In Japan, Lower House members have four-year terms, but the prime minister can dissolve the chamber for a snap election before the terms expire. Upper House members have six-year terms, with elections held every three years for half the 242 seats. Based on the system, Japan has had three national elections in four years since 2007.
Other analysts point out that the advent of the Internet age has changed voters’ perceptions of politics.
Psychiatrist Rika Kayama said that the spread of various kinds of information reported by the media have made people “sensitive to even minor mistakes by politicians” and that as a result voters “take extreme actions.”
Japanese voters have also come to want quick results from politics, and lawmakers could easily disappoint voters if they fail to live up to expectations, Kayama said.
Iio said that voters’ reactions to a certain policy are directly reflected in public opinion polls, and a decline in popularity ratings quickly undermines the prime minister and his administration.
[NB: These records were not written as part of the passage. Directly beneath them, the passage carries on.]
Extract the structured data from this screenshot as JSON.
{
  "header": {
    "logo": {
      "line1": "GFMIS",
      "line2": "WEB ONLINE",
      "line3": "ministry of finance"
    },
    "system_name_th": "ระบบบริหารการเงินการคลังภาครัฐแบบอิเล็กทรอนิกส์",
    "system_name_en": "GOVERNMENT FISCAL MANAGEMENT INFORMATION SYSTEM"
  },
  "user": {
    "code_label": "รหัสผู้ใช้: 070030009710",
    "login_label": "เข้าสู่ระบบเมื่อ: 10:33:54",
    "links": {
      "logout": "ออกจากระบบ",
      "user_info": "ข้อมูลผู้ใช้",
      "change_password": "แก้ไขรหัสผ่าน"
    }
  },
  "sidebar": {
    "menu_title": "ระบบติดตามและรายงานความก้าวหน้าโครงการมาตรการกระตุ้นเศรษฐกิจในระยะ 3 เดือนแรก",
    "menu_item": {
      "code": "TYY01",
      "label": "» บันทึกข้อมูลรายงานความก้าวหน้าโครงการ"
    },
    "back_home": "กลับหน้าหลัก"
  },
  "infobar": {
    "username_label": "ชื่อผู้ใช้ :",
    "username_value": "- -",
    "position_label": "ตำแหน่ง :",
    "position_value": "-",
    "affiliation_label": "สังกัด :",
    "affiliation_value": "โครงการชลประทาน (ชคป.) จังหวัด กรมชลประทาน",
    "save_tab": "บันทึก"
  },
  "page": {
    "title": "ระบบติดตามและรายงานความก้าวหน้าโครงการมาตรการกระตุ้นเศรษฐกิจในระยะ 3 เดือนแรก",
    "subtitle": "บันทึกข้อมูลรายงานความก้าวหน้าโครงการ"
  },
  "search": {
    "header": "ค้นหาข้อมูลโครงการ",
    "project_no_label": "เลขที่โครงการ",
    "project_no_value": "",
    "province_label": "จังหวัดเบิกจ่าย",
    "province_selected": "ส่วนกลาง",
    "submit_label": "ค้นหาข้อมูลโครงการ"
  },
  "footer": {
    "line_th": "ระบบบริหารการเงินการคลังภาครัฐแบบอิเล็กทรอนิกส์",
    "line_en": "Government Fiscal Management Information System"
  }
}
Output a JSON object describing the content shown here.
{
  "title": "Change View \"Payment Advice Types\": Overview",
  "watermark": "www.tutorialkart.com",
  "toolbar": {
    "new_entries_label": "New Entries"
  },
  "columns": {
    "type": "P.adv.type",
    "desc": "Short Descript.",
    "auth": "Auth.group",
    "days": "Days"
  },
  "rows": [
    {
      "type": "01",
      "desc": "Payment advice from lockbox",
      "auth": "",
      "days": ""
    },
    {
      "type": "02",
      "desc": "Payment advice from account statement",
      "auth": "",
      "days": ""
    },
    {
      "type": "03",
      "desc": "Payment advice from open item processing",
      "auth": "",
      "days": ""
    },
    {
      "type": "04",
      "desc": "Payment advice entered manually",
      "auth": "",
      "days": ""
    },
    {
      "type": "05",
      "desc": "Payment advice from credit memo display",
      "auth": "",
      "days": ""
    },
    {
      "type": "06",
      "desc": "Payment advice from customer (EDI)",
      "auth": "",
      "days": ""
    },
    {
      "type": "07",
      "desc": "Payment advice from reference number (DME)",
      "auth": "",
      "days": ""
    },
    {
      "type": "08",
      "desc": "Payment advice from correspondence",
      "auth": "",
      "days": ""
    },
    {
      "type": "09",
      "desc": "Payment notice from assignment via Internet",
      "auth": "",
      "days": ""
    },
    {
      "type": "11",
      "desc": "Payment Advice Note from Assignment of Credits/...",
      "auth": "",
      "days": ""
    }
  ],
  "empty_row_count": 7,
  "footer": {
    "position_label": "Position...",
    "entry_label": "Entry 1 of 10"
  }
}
Shusei Tanaka, a former director general of the now-defunct Economic Planning Agency, said that prime ministers do not survive because of the problems in their capability as politicians. He is calling for a system that brings people from diverse backgrounds into politics.
“If the quality of politicians improves, we can expect a more competent prime minister,” said Tanaka, a former Lower House member who served as special adviser to Prime Minister Morihiro Hosokawa in the early 1990s.
A capable prime minister, Shiota said, is someone who can grasp people’s needs and the reality of Japan and the world, and has the guts to implement necessary policies without flip-flopping.
“It’s important to respond to the needs of the public, but a true leader doesn’t compromise,” he said.
Izuru Makihara, a professor at Tohoku University’s Graduate School of Law, has a different view.
“Politicians are dispensable. If one doesn’t work out, we just have to get another one,” he said. “That’s proof we have a healthy democracy.”
Among all Japanese prime ministers since the end of World War II, Eisaku Sato is the longest-serving leader, spending 2,798 days in office from 1964 through 1972. The prime minister who served the shortest term was Prince Naruhiko Higashikuni, who filled the position for just 54 days after World War II ended in August 1945.